Qualifying for an ATV loan is much like qualifying for an auto loan or personal loan. Many lenders require a credit score of at least 640 before they’ll offer the best rates. You still might qualify if your score is lower than that, but your APR may not be competitive.

While there are no overnight fixes, there are many steps you can take to improve your credit score, including:

Pay down debt

Credit utilization measures how much revolving credit you’re using compared to how much you have available.

If you’re using 30% or more of your available revolving credit, you may want to pay off debt before applying for more. Here, revolving credit means credit cards, home equity lines of credit and personal lines of credit.

Minimize hard inquiries

Almost every lender you formally apply to will check your credit with a hard credit pull. Hard credit pulls ding your score, so you should only apply for new credit or loans when you absolutely need to.

Pay on time

Payment history accounts for 35% of your FICO score, so paying your bills on time can have a big impact. Also, keep an open line of communication with whoever you owe. If necessary, ask about relief programs. These could help get you back on track and minimize damage to your credit.

How to apply for an ATV loan

Applying for an ATV loan follows a similar process to applying for a personal loan.
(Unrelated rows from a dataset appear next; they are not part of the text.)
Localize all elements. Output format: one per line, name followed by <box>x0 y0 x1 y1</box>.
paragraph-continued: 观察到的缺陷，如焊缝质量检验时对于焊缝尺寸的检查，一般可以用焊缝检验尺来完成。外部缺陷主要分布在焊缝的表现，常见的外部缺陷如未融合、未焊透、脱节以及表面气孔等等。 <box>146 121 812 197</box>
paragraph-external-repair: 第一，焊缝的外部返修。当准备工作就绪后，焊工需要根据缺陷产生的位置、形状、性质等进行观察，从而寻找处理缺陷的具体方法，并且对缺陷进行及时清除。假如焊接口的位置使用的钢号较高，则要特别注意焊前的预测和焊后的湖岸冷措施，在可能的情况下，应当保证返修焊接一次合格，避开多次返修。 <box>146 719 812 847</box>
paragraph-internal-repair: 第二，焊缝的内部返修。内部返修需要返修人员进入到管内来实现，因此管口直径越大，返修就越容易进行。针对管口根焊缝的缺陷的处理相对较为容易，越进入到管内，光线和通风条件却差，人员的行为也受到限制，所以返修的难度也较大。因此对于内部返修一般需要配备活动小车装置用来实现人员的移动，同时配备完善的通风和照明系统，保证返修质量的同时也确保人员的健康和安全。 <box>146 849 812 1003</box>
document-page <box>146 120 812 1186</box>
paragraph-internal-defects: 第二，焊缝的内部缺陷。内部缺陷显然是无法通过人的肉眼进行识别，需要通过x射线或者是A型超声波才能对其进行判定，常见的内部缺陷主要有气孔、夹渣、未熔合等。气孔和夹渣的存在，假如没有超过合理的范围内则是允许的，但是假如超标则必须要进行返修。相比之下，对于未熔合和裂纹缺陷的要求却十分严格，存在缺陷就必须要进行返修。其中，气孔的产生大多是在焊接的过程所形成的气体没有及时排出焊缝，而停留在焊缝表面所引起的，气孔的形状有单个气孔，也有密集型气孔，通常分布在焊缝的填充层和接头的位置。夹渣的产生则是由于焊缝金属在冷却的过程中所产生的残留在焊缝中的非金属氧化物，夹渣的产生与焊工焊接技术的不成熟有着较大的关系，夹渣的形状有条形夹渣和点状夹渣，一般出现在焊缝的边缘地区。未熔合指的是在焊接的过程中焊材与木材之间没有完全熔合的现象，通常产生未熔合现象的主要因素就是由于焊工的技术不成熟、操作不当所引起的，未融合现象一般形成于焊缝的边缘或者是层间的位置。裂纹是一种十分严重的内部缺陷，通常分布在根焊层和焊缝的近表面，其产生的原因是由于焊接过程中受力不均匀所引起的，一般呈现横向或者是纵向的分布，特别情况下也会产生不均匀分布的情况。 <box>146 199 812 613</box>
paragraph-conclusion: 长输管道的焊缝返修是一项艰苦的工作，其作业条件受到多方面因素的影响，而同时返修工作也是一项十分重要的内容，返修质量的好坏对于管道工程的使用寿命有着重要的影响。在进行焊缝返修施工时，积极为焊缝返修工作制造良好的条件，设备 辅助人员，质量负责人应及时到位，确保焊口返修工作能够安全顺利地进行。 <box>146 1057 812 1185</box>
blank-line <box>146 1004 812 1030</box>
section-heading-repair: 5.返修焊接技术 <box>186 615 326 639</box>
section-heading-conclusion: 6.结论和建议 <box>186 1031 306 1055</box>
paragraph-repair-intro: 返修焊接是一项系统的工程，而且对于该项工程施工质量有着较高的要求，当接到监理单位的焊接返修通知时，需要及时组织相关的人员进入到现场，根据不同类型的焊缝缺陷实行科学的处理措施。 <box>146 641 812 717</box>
Shop for an ATV (or other powersports vehicle)

When you apply for ATV or powersports financing, the lender will ask you how much you’d like to borrow. Although you might not know exactly what you’re looking to buy, you’ll want to have a rough idea of how much you plan (and can afford) to spend.

Check your credit score

Next, you should check your credit score and use it as a guide to determine what lenders you might qualify for. If you use LendingTree Spring, you can check your credit score for free. We can even show you how taking out an ATV loan could impact your future score.

Decide what type of powersports loan is right for you

Powersports financing comes in a few forms, so you’ll need to figure out which kind of loan is best for you. For instance, if you’re buying an ATV straight from the manufacturer, you might want to see what financing options they offer. If you’re buying an ATV from a private party, a personal loan may make sense.


Prequalifying doesn’t guarantee a lender will approve you, but it does allow you to see where you stand. You’ll have to answer a few questions about yourself and your basic finances, but the process doesn’t hurt your credit score. Prequalify for a few lenders so you can compare offers.

Formally apply

When you’ve found the best offer, it’s time to formally apply. The lender will ask for detailed information about your finances, and it may request copies of documents. These could include bank statements and your government-issued ID.

The lender will provide an approval decision within a few minutes or a few days (timeframes can vary). If you applied for a personal loan, you’ll receive your funds as a lump sum. If you secured dealership, bank or manufacturer financing, your loan will directly pay for your ATV. Either way, your first loan payment will usually be due in 30 days.